Me puse de puntillas para ver donde el vidrio dejaba de tener esa fea textura borrosa. Jo, no sabía para qué tenían ventana si no iban a ver nada. Aplasté ambas palmas encima y me recargué del todo en el vidrio, distinguiendo el movimiento detrás muy tarde. La puerta se abrió y corté una puteada por la mitad, deteniéndome antes de caer.

Soledad retrocedió con los ojos abiertos, sorprendida por mi caída. Cuando me recompuse, su rostro se frunció con fastidio.

—¿Qué carajos? ¿Por qué te tengo aullando en mi puta puerta a las dos de la mañana?

Uní las manos en la espalda, sonriéndole con todos los dientes. A juzgar por el gesto de «no me jodas» nada simpático de sus cejas oscuras, no me salió bien. Se movió y me aparté, usando las manos como barrera de lo que fuera que se le cruzara por la cabeza hacerme. Hombre, nada me habría sorprendido de ella, estaba tan chiflada como su hermana Mercedes —Mecha era un apodo horrible, de verdad—, que estaba tan chiflada como su amiga, que estaba tan chiflada como su hermano, que estaba tan chiflado como yo.

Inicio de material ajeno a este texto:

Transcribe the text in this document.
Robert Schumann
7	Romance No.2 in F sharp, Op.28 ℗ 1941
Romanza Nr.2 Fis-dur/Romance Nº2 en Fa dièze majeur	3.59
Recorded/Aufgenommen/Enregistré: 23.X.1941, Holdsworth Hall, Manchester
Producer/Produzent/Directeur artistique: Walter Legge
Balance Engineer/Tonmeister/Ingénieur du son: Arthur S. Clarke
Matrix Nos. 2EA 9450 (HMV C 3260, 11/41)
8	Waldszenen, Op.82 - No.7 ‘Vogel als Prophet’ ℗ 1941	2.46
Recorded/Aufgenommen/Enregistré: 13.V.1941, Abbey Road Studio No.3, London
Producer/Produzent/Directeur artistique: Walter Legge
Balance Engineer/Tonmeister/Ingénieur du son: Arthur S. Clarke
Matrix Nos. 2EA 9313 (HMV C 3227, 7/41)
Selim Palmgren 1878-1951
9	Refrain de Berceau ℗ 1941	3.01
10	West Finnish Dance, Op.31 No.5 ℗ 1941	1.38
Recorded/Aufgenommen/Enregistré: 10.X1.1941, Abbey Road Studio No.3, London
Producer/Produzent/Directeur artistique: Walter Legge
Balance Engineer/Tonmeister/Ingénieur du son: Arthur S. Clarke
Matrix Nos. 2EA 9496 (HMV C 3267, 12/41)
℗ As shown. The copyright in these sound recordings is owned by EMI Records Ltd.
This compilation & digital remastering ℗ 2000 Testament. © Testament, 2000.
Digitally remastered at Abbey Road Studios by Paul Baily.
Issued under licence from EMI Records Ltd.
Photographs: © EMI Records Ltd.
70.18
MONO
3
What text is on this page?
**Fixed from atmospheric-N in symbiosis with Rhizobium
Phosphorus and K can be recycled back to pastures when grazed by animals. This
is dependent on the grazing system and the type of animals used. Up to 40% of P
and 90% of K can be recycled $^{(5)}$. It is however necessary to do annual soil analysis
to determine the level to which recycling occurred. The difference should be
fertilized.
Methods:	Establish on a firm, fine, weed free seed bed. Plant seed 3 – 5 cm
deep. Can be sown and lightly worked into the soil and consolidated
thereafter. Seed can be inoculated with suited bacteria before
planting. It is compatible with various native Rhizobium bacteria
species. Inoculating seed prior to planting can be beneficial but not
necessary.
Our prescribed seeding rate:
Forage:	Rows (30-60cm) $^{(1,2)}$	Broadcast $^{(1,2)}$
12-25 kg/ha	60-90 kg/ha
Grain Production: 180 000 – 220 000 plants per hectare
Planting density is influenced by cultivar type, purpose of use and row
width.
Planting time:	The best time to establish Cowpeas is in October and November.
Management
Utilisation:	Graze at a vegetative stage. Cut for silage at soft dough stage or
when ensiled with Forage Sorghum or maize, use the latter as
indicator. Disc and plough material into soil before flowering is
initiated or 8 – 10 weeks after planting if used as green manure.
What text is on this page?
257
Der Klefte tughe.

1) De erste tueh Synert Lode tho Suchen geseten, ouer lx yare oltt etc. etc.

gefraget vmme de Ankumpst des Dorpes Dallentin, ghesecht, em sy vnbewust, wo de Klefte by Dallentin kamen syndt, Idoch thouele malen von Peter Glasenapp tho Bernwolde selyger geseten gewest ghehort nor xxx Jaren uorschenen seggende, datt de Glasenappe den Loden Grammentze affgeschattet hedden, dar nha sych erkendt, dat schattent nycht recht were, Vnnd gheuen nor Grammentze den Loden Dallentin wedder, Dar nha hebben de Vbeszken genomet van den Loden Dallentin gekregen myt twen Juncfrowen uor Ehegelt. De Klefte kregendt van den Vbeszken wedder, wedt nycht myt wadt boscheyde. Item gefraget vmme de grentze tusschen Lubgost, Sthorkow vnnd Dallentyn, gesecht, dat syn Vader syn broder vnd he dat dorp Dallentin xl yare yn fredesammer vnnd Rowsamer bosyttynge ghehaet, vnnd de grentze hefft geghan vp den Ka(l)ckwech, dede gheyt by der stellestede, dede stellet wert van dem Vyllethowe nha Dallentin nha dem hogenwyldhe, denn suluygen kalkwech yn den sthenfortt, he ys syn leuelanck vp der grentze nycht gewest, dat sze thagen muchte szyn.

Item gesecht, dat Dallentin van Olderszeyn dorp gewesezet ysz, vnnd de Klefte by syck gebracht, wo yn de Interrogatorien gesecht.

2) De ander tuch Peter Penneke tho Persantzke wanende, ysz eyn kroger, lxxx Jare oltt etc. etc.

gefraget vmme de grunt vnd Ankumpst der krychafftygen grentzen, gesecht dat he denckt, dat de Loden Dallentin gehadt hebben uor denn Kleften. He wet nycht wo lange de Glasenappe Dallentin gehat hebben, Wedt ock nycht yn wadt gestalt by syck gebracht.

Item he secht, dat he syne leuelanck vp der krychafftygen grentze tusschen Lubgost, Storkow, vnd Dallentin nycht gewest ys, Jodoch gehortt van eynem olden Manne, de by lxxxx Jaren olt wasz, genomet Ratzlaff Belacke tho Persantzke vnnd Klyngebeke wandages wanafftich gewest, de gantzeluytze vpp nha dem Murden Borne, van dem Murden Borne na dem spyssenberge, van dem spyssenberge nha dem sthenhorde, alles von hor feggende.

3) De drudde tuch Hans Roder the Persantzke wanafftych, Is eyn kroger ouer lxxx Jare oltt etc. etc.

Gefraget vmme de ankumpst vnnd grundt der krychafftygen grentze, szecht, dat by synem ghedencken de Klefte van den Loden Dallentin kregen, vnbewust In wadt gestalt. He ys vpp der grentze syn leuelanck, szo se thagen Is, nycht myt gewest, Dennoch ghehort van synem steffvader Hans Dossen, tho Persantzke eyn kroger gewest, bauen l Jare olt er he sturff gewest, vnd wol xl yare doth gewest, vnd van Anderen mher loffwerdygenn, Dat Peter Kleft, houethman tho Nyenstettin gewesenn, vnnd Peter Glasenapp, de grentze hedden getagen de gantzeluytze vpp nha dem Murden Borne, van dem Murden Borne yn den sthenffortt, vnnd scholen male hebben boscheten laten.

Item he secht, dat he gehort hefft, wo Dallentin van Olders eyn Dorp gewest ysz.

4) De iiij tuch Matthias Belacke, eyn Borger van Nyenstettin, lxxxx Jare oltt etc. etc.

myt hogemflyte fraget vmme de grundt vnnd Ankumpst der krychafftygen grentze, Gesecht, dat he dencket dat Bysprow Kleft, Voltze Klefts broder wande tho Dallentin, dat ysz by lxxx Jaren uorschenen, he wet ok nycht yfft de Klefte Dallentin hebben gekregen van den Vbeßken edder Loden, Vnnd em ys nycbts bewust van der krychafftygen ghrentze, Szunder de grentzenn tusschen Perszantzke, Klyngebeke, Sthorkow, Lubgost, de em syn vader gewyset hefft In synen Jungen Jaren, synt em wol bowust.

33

¡Mierda, esa cadena sí que me daba dolor de cabeza!

—Okey, okey, mira, no me mates, solo... escucha. —Su ceja se elevó todavía más—. Mira, pasaron cosas. Hoy teníamos una pelea en la fábrica, pero, ¿escuchaste de ese perro, Diablo? ¡Diablos, era una puta locura! Tenía unos dientes de puta madre y un carácter de puta...

—Sí, sí, puta esto y puta aquello, ya entendí —gruñó, haciendo señas para que avanzara más rápido.

—¡Sí! —exclamé. Me rasqué la barbilla, de golpe incómodo—. Eh... Bueno... Pasaron cosas.

Se recargó contra la pared, como si esperara pasar allí el resto de la noche.

—Fran, ve al grano.

—¡Ya, a eso voy! ¡Paciencia! —exclamé—. ¡Puf! Esta gente que no...

—¡Franco!

Brinqué del susto.

—¡Sí, sí, sí! Tengo a Tadeo bien mamado en su camioneta y necesito ayuda para sacarlo.

Le sonreí con dientes y las manos unidas, esperando que la morena no me arrastrara del pelo quemado. Suspiró, se estiró para tomar su chaqueta y salió conmigo, colgando un cartel de «¡Enseguida vuelvo!» en la recepción.

En ese hotelucho de mierda solo estábamos los que no teníamos otro lugar al que ir, ¿para qué el cartel?

Caminó por delante de mí.

—¿Por qué no lo llevaste a su casa?

Bufé. Hundí las manos en el bolsillo y la cabeza en el cuello de la camiseta.